Anton van den Wyngaerde’s Panorama of Walcheren: A Journey into Local Identity
Ryan Gregg (Webster University)
City Views, Anton van den Wyngaerde, Charles V
Anton van den Wyngaerde’s (c. 1490–1571) panorama of Walcheren (c. 1550) in the Museum Plantin-Moretus exemplifies the complexities of sixteenth- century notions of travel, foreignness, and local identity inherent within the art of city views. A consummate itinerant in his role as the most prolific city- view artist of the sixteenth-century, van den Wyngaerde likely began the panorama for his fellow traveler, Charles V. The emperor constantly moved amongst his domains, always belonging but never residing. Similarly, van den Wyngaerde visited the locales he depicted while never representing the one city in which he claimed residency, Antwerp.
Walcheren is, however, unusual in van den Wyngaerde’s oeuvre. A ten-meter-long depiction of an entire island, it contains multiple city views within it, along with depictions of industry and culture. Rather than viewing a single city from a stationary position, the panorama constructs a journey along the coastline while introducing the viewer to the island’s topography and economy.
Presented to its rulers’ eye, Walcheren offers a view into past visits alongside its statements of economy and defense. Both artist and patron likely spent more time than necessary on the island, allowing them engagement beyond the technician’s observation or a sovereign’s body politic persona.
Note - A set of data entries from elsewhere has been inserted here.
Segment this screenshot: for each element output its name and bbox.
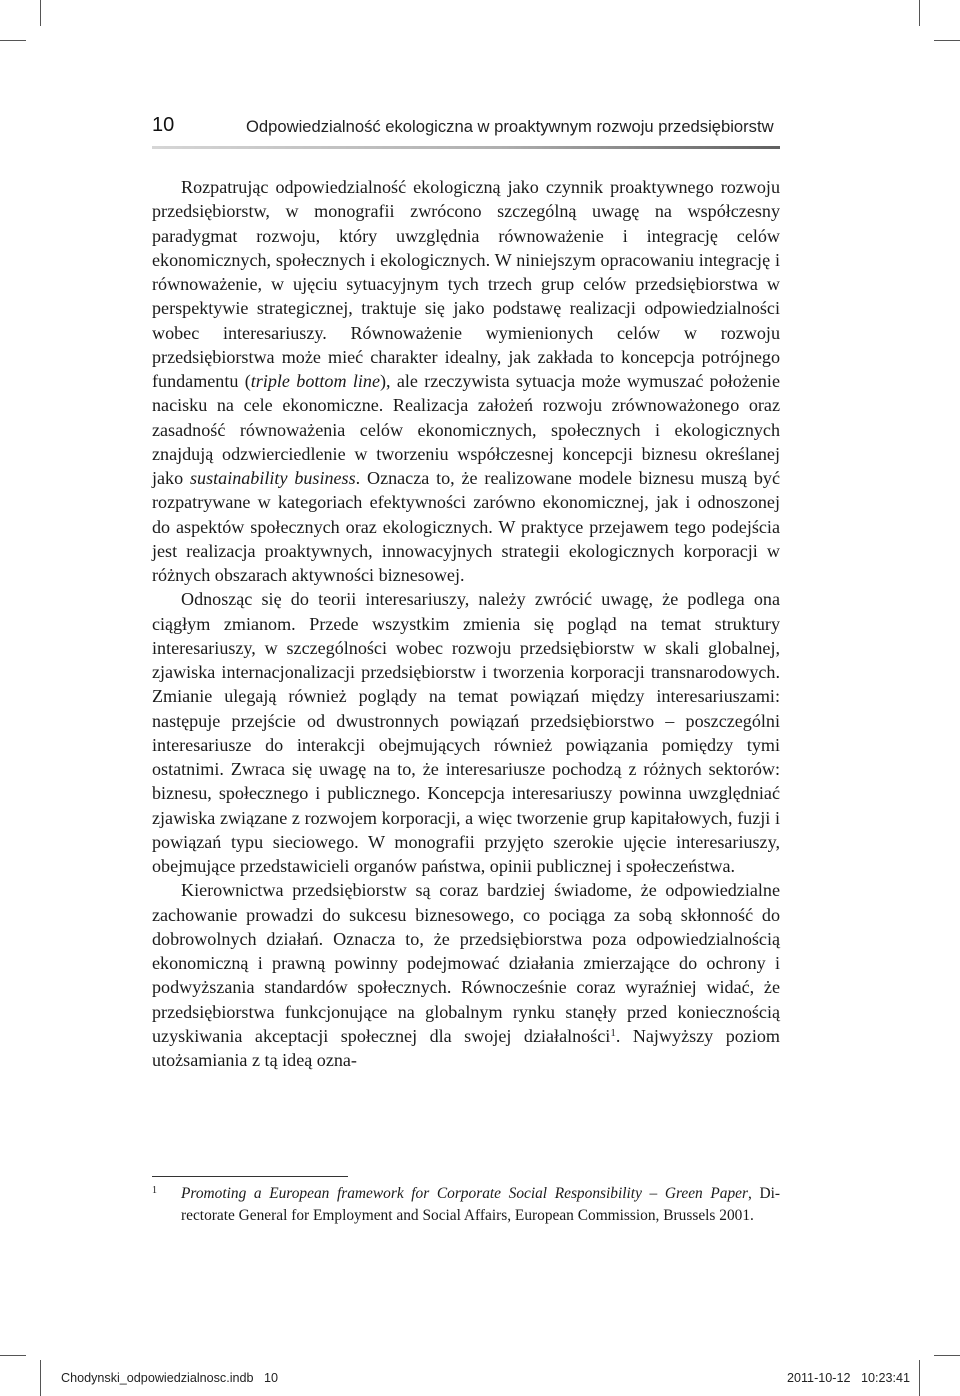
- running-title: Odpowiedzialność ekologiczna w proaktywnym rozwoju przedsiębiorstw: [246, 117, 774, 136]
- footnote-source-details: , Directorate General for Employment and Social Affairs, European Commission, Brussels 2001.: [181, 1185, 781, 1224]
- footnote-source-title: Promoting a European framework for Corporate Social Responsibility – Green Paper: [181, 1185, 748, 1202]
- header-rule: [152, 146, 780, 149]
- crop-mark-top-left-horizontal: [0, 40, 26, 41]
- paragraph-3-part-b: . Najwyższy poziom utożsamiania z tą ideą ozna-: [152, 1025, 780, 1070]
- paragraph-1: [152, 175, 780, 587]
- body-text: [152, 175, 780, 1072]
- paragraph-1-part-a: Rozpatrując odpowiedzialność ekologiczną jako czynnik proaktywnego rozwoju przedsiębiorstw, w monografii zwrócono szczególną uwagę na współczesny paradygmat rozwoju, który uwzględnia równoważenie i integrację celów ekonomicznych, społecznych i ekologicznych. W niniejszym opracowaniu integrację i równoważenie, w ujęciu sytuacyjnym tych trzech grup celów przedsiębiorstwa w perspektywie strategicznej, traktuje się jako podstawę realizacji odpowiedzialności wobec interesariuszy. Równoważenie wymienionych celów w rozwoju przedsiębiorstwa może mieć charakter idealny, jak zakłada to koncepcja potrójnego fundamentu (: [152, 177, 780, 391]
- footnote-reference[interactable]: 1: [610, 1026, 616, 1039]
- footnote-text: [181, 1183, 780, 1227]
- crop-mark-bottom-left-horizontal: [0, 1355, 26, 1356]
- crop-mark-bottom-right-horizontal: [934, 1355, 960, 1356]
- slug-timestamp: 2011-10-12 10:23:41: [786, 1371, 910, 1385]
- crop-mark-top-right-horizontal: [934, 40, 960, 41]
- paragraph-3-part-a: Kierownictwa przedsiębiorstw są coraz bardziej świadome, że odpowiedzialne zachowanie prowadzi do sukcesu biznesowego, co pociąga za sobą skłonność do dobrowolnych działań. Oznacza to, że przedsiębiorstwa poza odpowiedzialnością ekonomiczną i prawną powinny podejmować działania zmierzające do ochrony i podwyższania standardów społecznych. Równocześnie coraz wyraźniej widać, że przedsiębiorstwa funkcjonujące na globalnym rynku stanęły przed koniecznością uzyskiwania akceptacji społecznej dla swojej działalności: [152, 880, 780, 1046]
- paragraph-2: Odnosząc się do teorii interesariuszy, należy zwrócić uwagę, że podlega ona ciągłym zmianom. Przede wszystkim zmienia się pogląd na temat struktury interesariuszy, w szczególności wobec rozwoju przedsiębiorstw w skali globalnej, zjawiska internacjonalizacji przedsiębiorstw i tworzenia korporacji transnarodowych. Zmianie ulegają również poglądy na temat powiązań między interesariuszami: następuje przejście od dwustronnych powiązań przedsiębiorstwo – poszczególni interesariusze do interakcji obejmujących również powiązania pomiędzy tymi ostatnimi. Zwraca się uwagę na to, że interesariusze pochodzą z różnych sektorów: biznesu, społecznego i publicznego. Koncepcja interesariuszy powinna uwzględniać zjawiska związane z rozwojem korporacji, a więc tworzenie grup kapitałowych, fuzji i powiązań typu sieciowego. W monografii przyjęto szerokie ujęcie interesariuszy, obejmujące przedstawicieli organów państwa, opinii publicznej i społeczeństwa.: [152, 589, 780, 876]
- crop-mark-bottom-right-vertical: [919, 1360, 920, 1396]
- crop-mark-bottom-left-vertical: [40, 1360, 41, 1396]
- footnote-number: 1: [152, 1185, 157, 1196]
- paragraph-3: [152, 878, 780, 1072]
- paragraph-1-part-b: ), ale rzeczywista sytuacja może wymuszać położenie nacisku na cele ekonomiczne. Realizacja założeń rozwoju zrównoważonego oraz zasadność równoważenia celów ekonomicznych, społecznych i ekologicznych znajdują odzwierciedlenie w tworzeniu współczesnej koncepcji biznesu określanej jako: [152, 371, 780, 488]
- crop-mark-top-right-vertical: [919, 0, 920, 26]
- term-triple-bottom-line: triple bottom line: [250, 371, 380, 391]
- slug-file-name: Chodynski_odpowiedzialnosc.indb 10: [61, 1371, 279, 1385]
- footnote: [152, 1183, 780, 1227]
- crop-mark-top-left-vertical: [40, 0, 41, 26]
- paragraph-1-part-c: . Oznacza to, że realizowane modele biznesu muszą być rozpatrywane w kategoriach efektywności zarówno ekonomicznej, jak i odnoszonej do aspektów społecznych oraz ekologicznych. W praktyce przejawem tego podejścia jest realizacja proaktywnych, innowacyjnych strategii ekologicznych korporacji w różnych obszarach aktywności biznesowej.: [152, 468, 780, 585]
- term-sustainability-business: sustainability business: [189, 468, 356, 488]
- page-number: 10: [152, 114, 175, 136]
- footnote-rule: [152, 1176, 348, 1177]
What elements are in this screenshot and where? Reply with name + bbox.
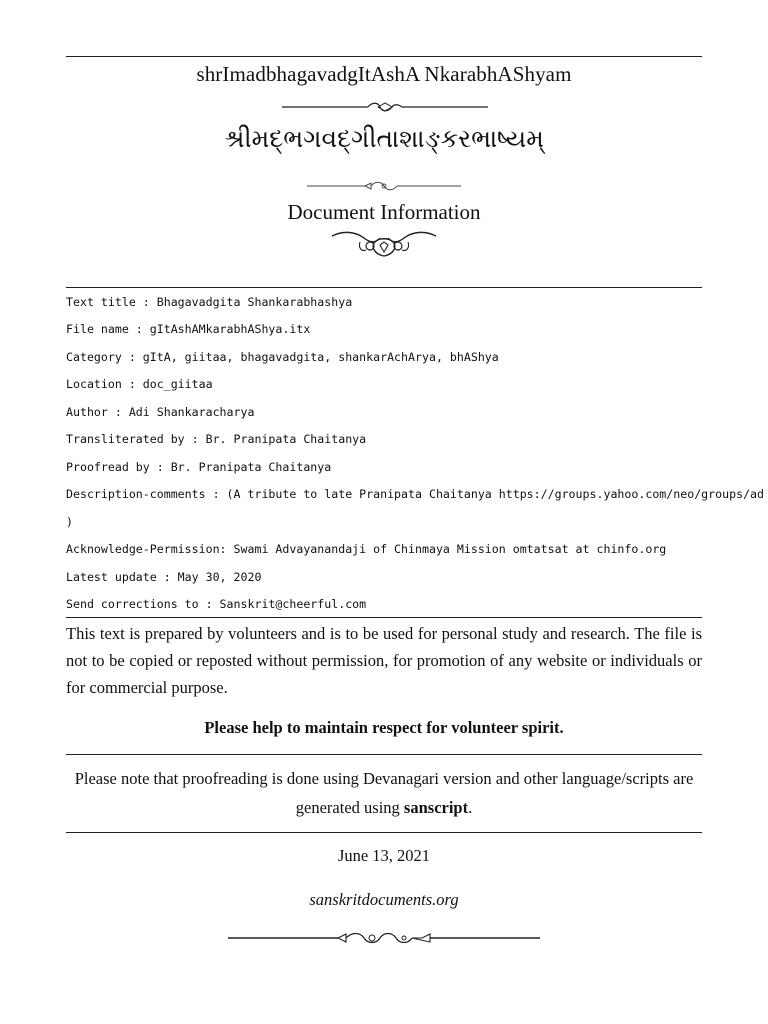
subtitle-ornament-icon bbox=[307, 180, 461, 192]
section-title: Document Information bbox=[287, 200, 481, 224]
document-date: June 13, 2021 bbox=[337, 846, 431, 865]
metadata-bottom-rule bbox=[66, 617, 702, 618]
page-title-latin: shrImadbhagavadgItAshA NkarabhAShyam bbox=[196, 62, 572, 86]
top-rule bbox=[66, 56, 702, 57]
metadata-file-name: File name : gItAshAMkarabhAShya.itx bbox=[66, 322, 311, 336]
sanscript-label: sanscript bbox=[403, 798, 469, 817]
metadata-text-title: Text title : Bhagavadgita Shankarabhashya bbox=[66, 295, 353, 309]
proofreading-note-text: Please note that proofreading is done using Devanagari version and other language/scripts are generated using bbox=[74, 769, 694, 817]
title-ornament-icon bbox=[282, 100, 488, 114]
proofreading-note-end: . bbox=[468, 798, 473, 817]
metadata-proofread-by: Proofread by : Br. Pranipata Chaitanya bbox=[66, 460, 332, 474]
metadata-transliterated-by: Transliterated by : Br. Pranipata Chaitanya bbox=[66, 432, 367, 446]
metadata-location: Location : doc_giitaa bbox=[66, 377, 213, 391]
metadata-description-close: ) bbox=[66, 515, 73, 529]
metadata-description: Description-comments : (A tribute to late Pranipata Chaitanya https://groups.yahoo.com/neo/groups/ad bbox=[66, 487, 765, 501]
metadata-author: Author : Adi Shankaracharya bbox=[66, 405, 255, 419]
proofreading-note bbox=[66, 764, 702, 822]
metadata-category: Category : gItA, giitaa, bhagavadgita, shankarAchArya, bhAShya bbox=[66, 350, 499, 364]
metadata-top-rule bbox=[66, 287, 702, 288]
metadata-send-corrections: Send corrections to : Sanskrit@cheerful.com bbox=[66, 597, 367, 611]
volunteer-spirit-notice: Please help to maintain respect for volunteer spirit. bbox=[204, 718, 564, 737]
footer-rule bbox=[66, 832, 702, 833]
metadata-acknowledge-permission: Acknowledge-Permission: Swami Advayanandaji of Chinmaya Mission omtatsat at chinfo.org bbox=[66, 542, 667, 556]
site-name: sanskritdocuments.org bbox=[309, 890, 459, 909]
notice-rule bbox=[66, 754, 702, 755]
page-title-gujarati: શ્રીમદ્ભગવદ્ગીતાશાઙ્કરભાષ્યમ્ bbox=[224, 124, 544, 153]
metadata-latest-update: Latest update : May 30, 2020 bbox=[66, 570, 262, 584]
footer-ornament-icon bbox=[228, 930, 540, 946]
notice-paragraph: This text is prepared by volunteers and is to be used for personal study and research. The file is not to be copied or reposted without permission, for promotion of any website or individuals or for commercial purpose. bbox=[66, 624, 702, 697]
section-ornament-icon bbox=[330, 226, 438, 262]
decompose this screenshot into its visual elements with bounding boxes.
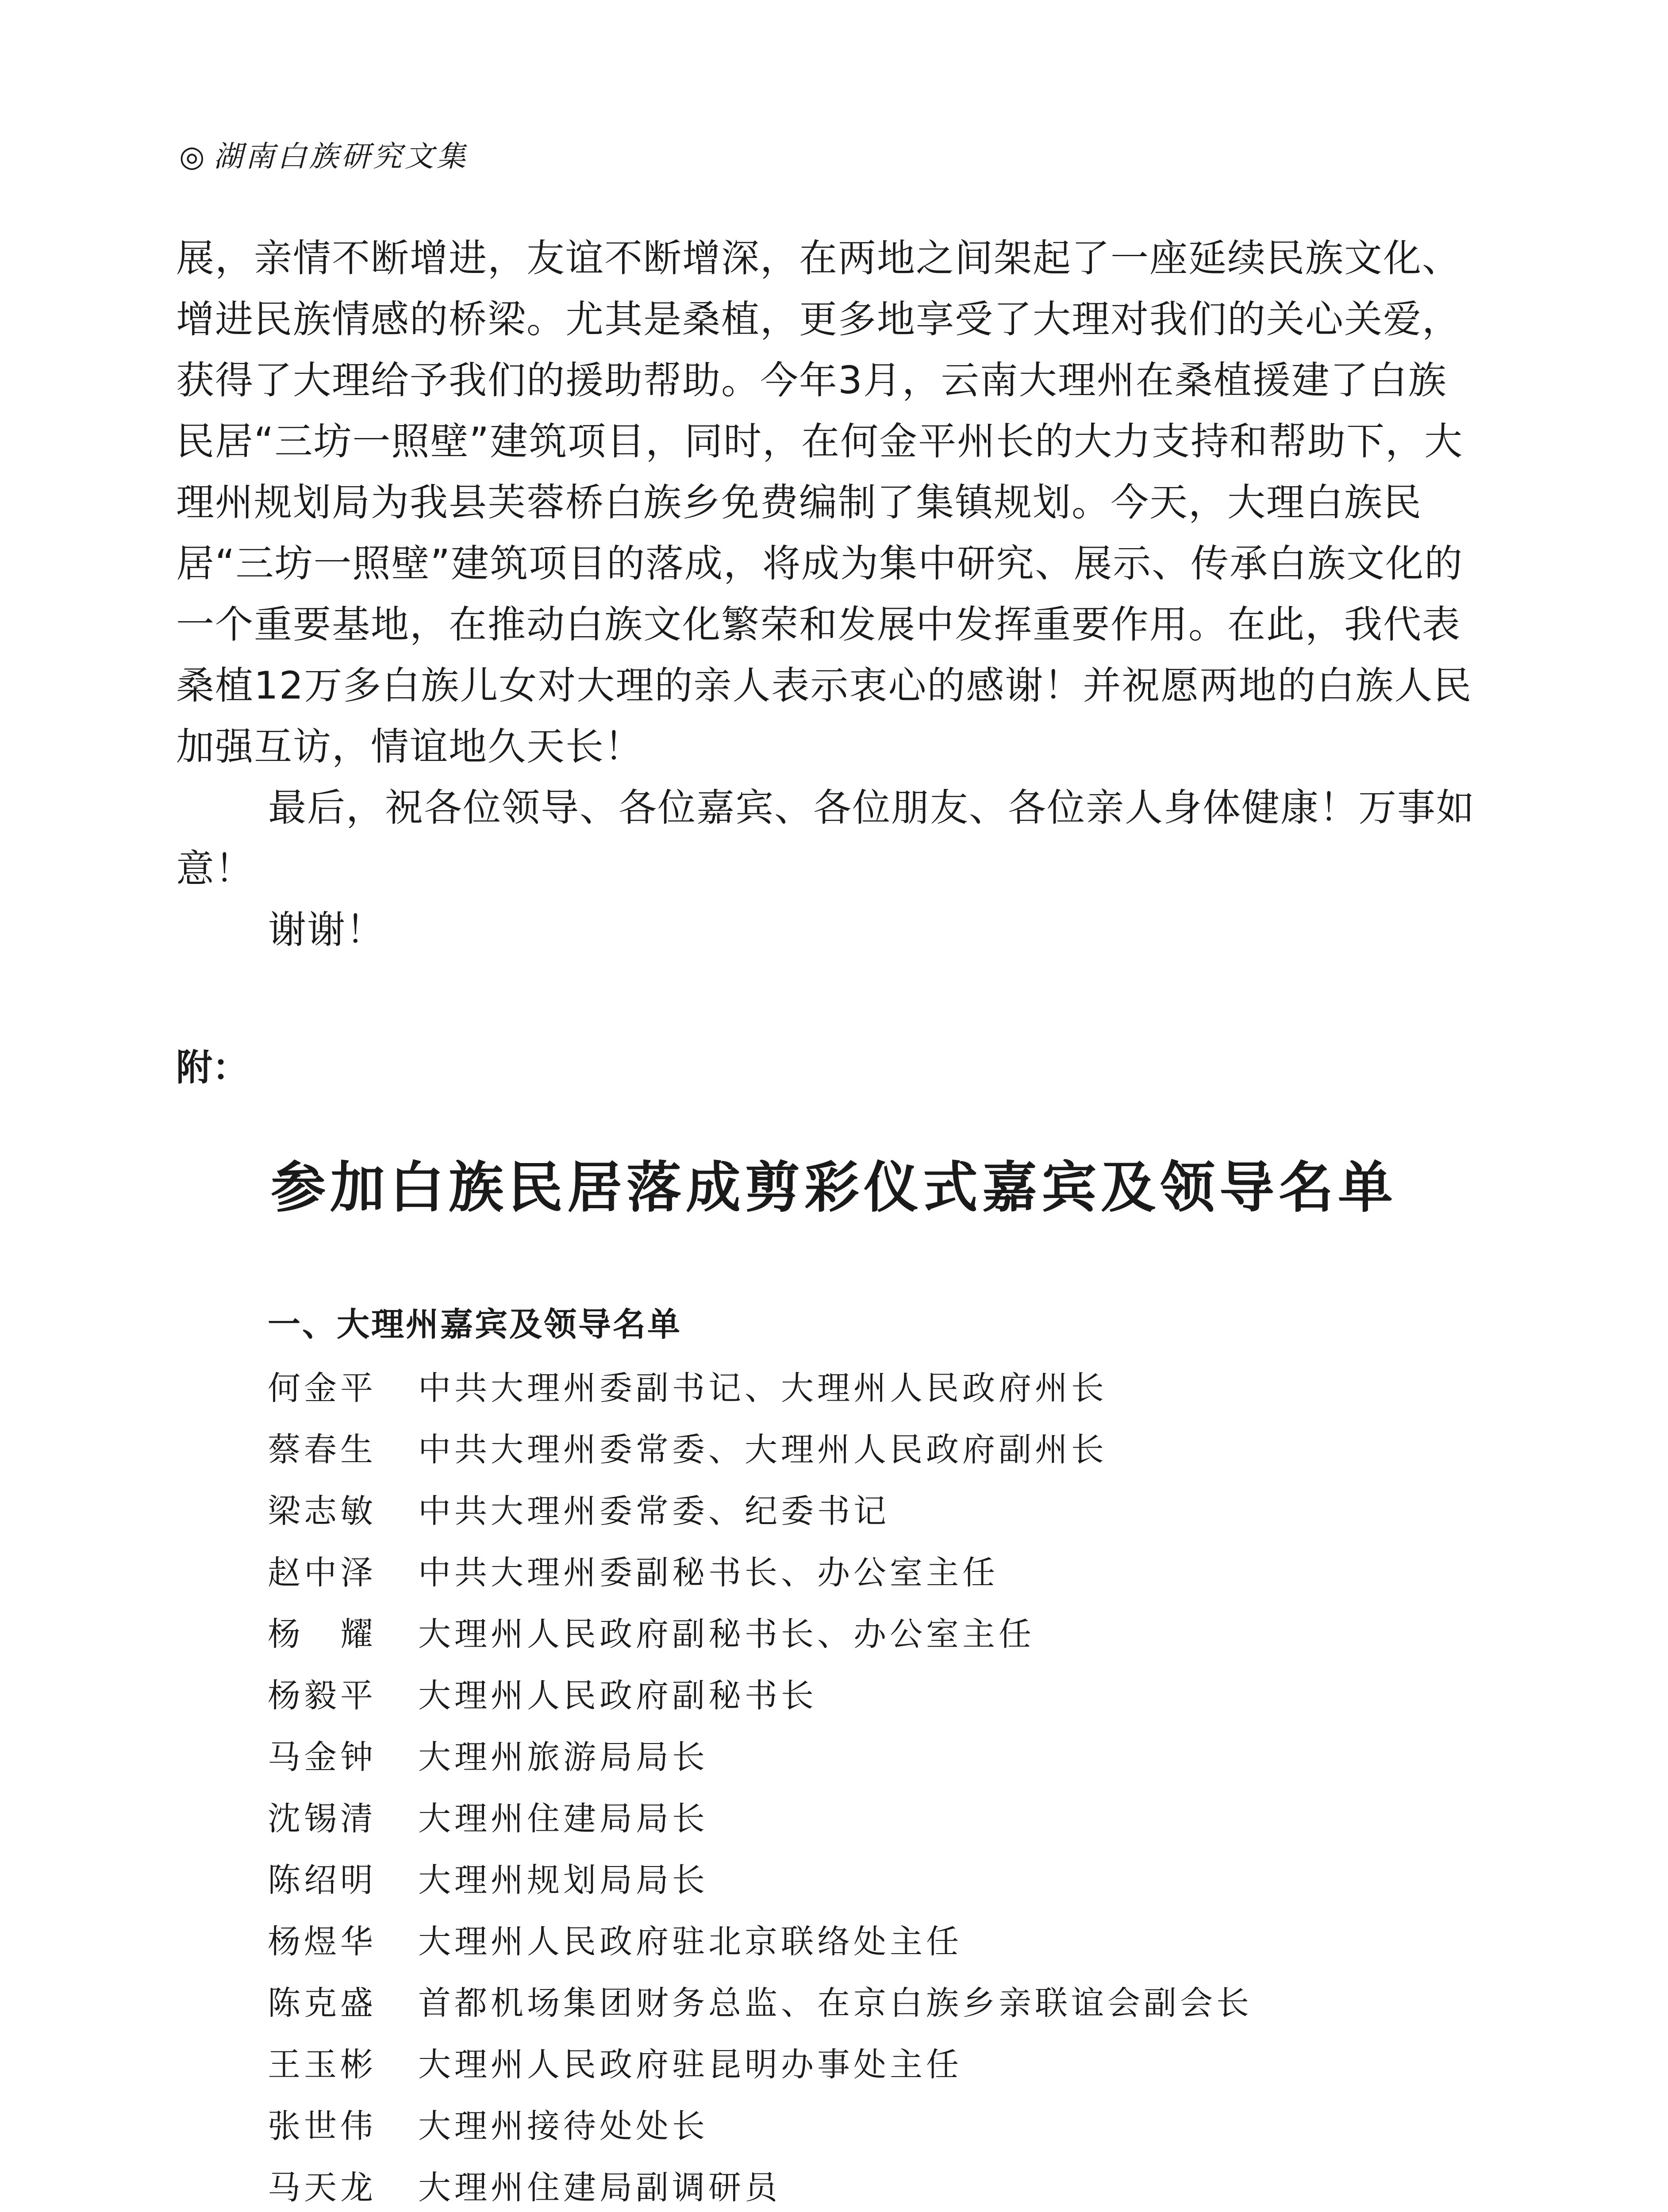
list-item — [268, 1416, 1595, 1478]
person-title: 大理州人民政府副秘书长、办公室主任 — [418, 1615, 1035, 1653]
person-name: 杨毅平 — [268, 1676, 377, 1715]
person-title: 大理州接待处处长 — [418, 2107, 708, 2145]
person-title: 大理州住建局局长 — [418, 1799, 708, 1838]
list-item — [268, 2093, 1595, 2154]
person-title: 大理州规划局局长 — [418, 1861, 708, 1899]
list-item — [268, 1908, 1595, 1970]
list-item — [268, 1847, 1595, 1908]
person-name: 赵中泽 — [268, 1553, 377, 1592]
list-title: 参加白族民居落成剪彩仪式嘉宾及领导名单 — [270, 1156, 1397, 1220]
person-title: 大理州人民政府副秘书长 — [418, 1676, 817, 1715]
person-title: 首都机场集团财务总监、在京白族乡亲联谊会副会长 — [418, 1984, 1253, 2022]
person-title: 中共大理州委副秘书长、办公室主任 — [418, 1553, 999, 1592]
list-item — [268, 1478, 1595, 1539]
person-title: 大理州旅游局局长 — [418, 1738, 708, 1776]
person-name: 马金钟 — [268, 1738, 377, 1776]
list-item — [268, 1724, 1595, 1785]
person-name: 何金平 — [268, 1369, 377, 1407]
appendix-label: 附： — [176, 1047, 249, 1089]
person-name: 杨煜华 — [268, 1922, 377, 1961]
list-item — [268, 1662, 1595, 1724]
person-title: 大理州住建局副调研员 — [418, 2168, 781, 2207]
person-name: 张世伟 — [268, 2107, 377, 2145]
person-title: 中共大理州委常委、大理州人民政府副州长 — [418, 1430, 1107, 1469]
book-title: 湖南白族研究文集 — [213, 139, 469, 173]
person-name: 陈绍明 — [268, 1861, 377, 1899]
paragraph-thanks: 谢谢！ — [268, 908, 385, 952]
list-item — [268, 1785, 1595, 1847]
section-title: 一、大理州嘉宾及领导名单 — [268, 1306, 682, 1344]
list-item — [268, 2154, 1595, 2212]
list-item — [268, 1970, 1595, 2031]
person-name: 沈锡清 — [268, 1799, 377, 1838]
list-item — [268, 1355, 1595, 1416]
person-title: 大理州人民政府驻昆明办事处主任 — [418, 2045, 962, 2084]
person-name: 马天龙 — [268, 2168, 377, 2207]
circle-mark-icon: ◎ — [179, 139, 208, 173]
person-title: 中共大理州委副书记、大理州人民政府州长 — [418, 1369, 1107, 1407]
list-item — [268, 1601, 1595, 1662]
person-name: 杨 耀 — [268, 1615, 377, 1653]
person-name: 王玉彬 — [268, 2045, 377, 2084]
paragraph-continued: 展，亲情不断增进，友谊不断增深，在两地之间架起了一座延续民族文化、增进民族情感的桥梁。尤其是桑植，更多地享受了大理对我们的关心关爱，获得了大理给予我们的援助帮助。今年3月，云南大理州在桑植援建了白族民居“三坊一照壁”建筑项目，同时，在何金平州长的大力支持和帮助下，大理州规划局为我县芙蓉桥白族乡免费编制了集镇规划。今天，大理白族民居“三坊一照壁”建筑项目的落成，将成为集中研究、展示、传承白族文化的一个重要基地，在推动白族文化繁荣和发展中发挥重要作用。在此，我代表桑植12万多白族儿女对大理的亲人表示衷心的感谢！并祝愿两地的白族人民加强互访，情谊地久天长！ — [176, 236, 1472, 769]
body-text — [176, 228, 1481, 960]
person-name: 陈克盛 — [268, 1984, 377, 2022]
name-list — [268, 1355, 1595, 2212]
list-item — [268, 2031, 1595, 2093]
person-name: 梁志敏 — [268, 1492, 377, 1530]
paragraph-closing: 最后，祝各位领导、各位嘉宾、各位朋友、各位亲人身体健康！万事如意！ — [176, 786, 1475, 891]
person-title: 大理州人民政府驻北京联络处主任 — [418, 1922, 962, 1961]
list-item — [268, 1539, 1595, 1601]
person-title: 中共大理州委常委、纪委书记 — [418, 1492, 890, 1530]
person-name: 蔡春生 — [268, 1430, 377, 1469]
running-header — [179, 133, 469, 175]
The panorama suggests van den Wyngaerde’s awareness of the region’s cultural subtleties, as it conveys more than the architectural topography and authoritative symbolism of his views of single cities. Furthermore, van den Wyngaerde’s and Charles’ status as something between tourist and native reflected the unique situation of the island’s population. As a center of commerce positioned at the mouth of the Schelde river, Walcheren already had a transitory population of foreign merchants and visitors that merged with the long-term inhabitants to form a cosmopolitan identity. A viewer, then, in traveling the length of van den Wyngaerde’s island, is initiated into its sites and practices, and joins this population as a denizen. In performing this act of naturalization, the panorama coalesces the island’s different political, economic, and cultural identities to assist in negotiating its position between major political entities and cities of the region.